Together, the contributors to the SI foreground and strengthen the dialogue between degrowth and urban planning. They critique and conceptualise the way in which urban planning may be integrated in degrowth, notably arguing for its head-on recognition of the social and ecological implications of the growth paradigm. Importantly, while some of these observations are critical of the potential of urban planning to advance a degrowth future, the SI has identified several avenues for planning, manifested in actually existing policies and practices.

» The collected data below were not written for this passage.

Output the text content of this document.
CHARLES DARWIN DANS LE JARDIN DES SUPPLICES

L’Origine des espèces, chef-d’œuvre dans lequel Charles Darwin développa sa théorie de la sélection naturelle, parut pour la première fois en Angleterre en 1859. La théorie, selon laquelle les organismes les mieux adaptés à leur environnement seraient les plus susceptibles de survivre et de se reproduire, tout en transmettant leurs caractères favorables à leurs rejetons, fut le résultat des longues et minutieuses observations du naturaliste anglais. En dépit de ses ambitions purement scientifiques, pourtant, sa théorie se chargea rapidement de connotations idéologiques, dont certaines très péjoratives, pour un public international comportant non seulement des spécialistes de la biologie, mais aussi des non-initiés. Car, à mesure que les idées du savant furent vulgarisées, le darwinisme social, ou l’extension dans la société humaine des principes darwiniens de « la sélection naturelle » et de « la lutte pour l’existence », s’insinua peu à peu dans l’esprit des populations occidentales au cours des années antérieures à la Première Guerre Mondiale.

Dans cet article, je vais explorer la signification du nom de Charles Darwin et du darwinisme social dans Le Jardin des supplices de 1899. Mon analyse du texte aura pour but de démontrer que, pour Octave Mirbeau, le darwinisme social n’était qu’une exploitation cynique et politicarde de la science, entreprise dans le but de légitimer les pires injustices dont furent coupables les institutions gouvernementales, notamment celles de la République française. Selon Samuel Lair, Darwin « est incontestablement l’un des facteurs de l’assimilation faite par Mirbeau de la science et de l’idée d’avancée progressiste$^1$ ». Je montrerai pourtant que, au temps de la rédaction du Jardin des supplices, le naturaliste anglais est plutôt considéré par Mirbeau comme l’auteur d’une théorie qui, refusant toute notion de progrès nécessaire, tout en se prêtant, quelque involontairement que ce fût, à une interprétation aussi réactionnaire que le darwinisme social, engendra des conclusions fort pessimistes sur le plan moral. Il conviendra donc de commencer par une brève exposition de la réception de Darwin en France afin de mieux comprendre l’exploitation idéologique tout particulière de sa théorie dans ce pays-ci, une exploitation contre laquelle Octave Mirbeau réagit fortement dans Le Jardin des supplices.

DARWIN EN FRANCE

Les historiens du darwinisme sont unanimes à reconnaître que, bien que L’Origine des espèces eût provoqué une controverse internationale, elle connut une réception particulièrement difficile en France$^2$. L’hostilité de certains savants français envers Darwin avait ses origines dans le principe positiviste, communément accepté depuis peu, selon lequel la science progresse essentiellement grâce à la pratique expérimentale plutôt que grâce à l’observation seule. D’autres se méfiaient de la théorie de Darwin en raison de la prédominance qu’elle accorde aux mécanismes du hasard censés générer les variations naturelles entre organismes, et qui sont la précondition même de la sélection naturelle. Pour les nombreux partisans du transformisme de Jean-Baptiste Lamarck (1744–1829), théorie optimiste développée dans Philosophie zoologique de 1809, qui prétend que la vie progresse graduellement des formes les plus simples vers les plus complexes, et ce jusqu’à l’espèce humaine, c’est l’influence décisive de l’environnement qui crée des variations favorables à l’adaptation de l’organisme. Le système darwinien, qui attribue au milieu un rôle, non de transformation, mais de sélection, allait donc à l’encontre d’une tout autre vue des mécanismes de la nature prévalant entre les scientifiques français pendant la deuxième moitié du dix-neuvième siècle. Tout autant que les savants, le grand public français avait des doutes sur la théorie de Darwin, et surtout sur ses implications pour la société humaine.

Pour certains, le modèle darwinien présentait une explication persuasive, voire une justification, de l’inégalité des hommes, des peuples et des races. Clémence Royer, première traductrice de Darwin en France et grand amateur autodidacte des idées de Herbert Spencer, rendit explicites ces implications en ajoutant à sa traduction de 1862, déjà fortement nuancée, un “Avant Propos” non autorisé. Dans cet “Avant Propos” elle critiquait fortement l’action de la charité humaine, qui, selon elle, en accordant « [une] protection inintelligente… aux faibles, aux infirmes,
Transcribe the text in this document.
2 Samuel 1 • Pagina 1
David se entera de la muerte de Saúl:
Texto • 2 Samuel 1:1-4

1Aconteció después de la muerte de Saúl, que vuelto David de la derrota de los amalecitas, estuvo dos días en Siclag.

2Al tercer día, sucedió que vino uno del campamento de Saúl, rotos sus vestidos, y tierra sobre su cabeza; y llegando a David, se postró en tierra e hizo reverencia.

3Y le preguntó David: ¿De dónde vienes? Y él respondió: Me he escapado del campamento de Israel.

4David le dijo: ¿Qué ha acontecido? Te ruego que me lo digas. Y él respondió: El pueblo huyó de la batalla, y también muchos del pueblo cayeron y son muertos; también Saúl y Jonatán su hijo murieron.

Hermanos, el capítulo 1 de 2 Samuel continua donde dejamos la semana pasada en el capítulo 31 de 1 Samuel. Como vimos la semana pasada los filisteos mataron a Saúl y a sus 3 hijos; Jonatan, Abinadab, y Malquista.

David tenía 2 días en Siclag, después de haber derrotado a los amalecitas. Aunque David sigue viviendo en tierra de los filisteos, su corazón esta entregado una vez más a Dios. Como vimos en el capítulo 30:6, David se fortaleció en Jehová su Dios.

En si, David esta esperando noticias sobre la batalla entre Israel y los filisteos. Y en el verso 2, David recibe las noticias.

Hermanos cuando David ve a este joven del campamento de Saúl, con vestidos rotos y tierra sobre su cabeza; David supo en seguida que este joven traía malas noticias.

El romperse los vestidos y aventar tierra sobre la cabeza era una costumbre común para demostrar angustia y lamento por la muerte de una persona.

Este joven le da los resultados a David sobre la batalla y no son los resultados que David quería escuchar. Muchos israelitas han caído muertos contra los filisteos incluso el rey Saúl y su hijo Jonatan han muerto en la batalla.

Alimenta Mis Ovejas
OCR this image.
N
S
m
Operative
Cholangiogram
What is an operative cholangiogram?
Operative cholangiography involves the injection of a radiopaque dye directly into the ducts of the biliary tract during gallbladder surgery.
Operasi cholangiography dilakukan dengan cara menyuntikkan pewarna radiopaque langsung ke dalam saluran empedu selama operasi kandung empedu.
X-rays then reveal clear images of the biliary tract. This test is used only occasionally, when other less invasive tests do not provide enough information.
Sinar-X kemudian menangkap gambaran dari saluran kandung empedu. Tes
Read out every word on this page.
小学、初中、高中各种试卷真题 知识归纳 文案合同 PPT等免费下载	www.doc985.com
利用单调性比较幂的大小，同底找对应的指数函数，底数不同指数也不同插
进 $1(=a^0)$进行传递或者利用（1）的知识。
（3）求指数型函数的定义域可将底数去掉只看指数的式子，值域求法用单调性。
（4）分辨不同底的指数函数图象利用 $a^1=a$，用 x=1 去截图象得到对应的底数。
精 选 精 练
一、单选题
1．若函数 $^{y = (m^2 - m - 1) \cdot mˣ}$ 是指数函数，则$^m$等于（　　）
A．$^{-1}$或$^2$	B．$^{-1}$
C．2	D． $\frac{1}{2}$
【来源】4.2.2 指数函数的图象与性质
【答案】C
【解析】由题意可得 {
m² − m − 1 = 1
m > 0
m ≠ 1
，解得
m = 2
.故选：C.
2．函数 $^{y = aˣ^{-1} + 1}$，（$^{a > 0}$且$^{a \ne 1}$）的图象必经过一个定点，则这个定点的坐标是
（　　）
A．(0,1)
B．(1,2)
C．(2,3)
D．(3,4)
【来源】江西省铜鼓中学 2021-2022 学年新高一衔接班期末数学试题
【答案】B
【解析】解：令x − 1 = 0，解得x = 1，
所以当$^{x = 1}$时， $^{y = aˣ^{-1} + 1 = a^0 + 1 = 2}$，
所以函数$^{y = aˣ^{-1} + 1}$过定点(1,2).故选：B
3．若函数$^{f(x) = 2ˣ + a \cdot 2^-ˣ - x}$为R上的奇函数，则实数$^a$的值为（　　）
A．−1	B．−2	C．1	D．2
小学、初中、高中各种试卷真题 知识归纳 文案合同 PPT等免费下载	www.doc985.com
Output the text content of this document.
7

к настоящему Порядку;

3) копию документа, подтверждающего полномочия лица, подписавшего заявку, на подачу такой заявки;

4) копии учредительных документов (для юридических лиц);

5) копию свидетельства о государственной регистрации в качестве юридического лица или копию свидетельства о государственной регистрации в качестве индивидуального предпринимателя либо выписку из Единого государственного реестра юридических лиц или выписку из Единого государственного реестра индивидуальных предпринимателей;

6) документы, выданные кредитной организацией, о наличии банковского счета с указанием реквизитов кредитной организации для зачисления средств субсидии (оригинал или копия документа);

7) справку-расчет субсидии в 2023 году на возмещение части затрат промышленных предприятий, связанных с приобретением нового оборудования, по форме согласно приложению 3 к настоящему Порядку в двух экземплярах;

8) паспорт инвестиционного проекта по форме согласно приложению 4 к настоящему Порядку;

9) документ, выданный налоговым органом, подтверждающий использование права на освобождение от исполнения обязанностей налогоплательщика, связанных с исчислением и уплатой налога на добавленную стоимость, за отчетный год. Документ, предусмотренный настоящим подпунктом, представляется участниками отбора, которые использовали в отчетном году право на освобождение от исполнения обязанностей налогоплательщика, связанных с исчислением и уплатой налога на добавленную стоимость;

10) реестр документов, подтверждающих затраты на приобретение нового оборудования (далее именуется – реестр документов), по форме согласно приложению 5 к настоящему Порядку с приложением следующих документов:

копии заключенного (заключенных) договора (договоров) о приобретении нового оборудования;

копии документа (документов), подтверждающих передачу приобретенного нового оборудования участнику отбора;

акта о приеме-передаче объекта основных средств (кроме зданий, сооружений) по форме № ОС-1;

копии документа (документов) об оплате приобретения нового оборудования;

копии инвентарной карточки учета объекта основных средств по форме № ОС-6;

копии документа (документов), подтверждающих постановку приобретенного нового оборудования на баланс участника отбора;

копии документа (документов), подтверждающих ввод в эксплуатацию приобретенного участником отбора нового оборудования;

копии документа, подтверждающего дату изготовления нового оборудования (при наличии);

Needless to say, the seven articles of the SI should not be considered as a final statement in the debate, as many questions remain to be explored by urban and degrowth scholars. First, the implications of spatialising degrowth across geographical scales are yet to be further discussed and compared. For example, achieving social justice, equity and environmental sustainability would require different strategies at different scales. Associated with this is the roles played by authorities at different scales in initiating and steering the degrowth-oriented transformation, such as the power distribution between national, regional, and local planning authorities. Second, further research is needed to explore the relevance and impact of degrowth in localities beyond the global North, as the ongoing rapid development of cities in the global East and South may well pose a very different set of planning challenges. While heterogeneity within degrowth is often considered as its strength (Chertkovskaya, Paulsson, and Barca Citation2019; D'Alisa, Demaria, and Kallis Citation2014), identifying commonalities across degrowth currents and practices globally could empower the degrowth movement further. Third, as degrowth calls for societal transformation, further reflection is needed on how planning theory can better address the transformative edge of planning, particularly in relation to its normative and forward-looking dimension.

Disclosure statement

No potential conflict of interest was reported by the author(s).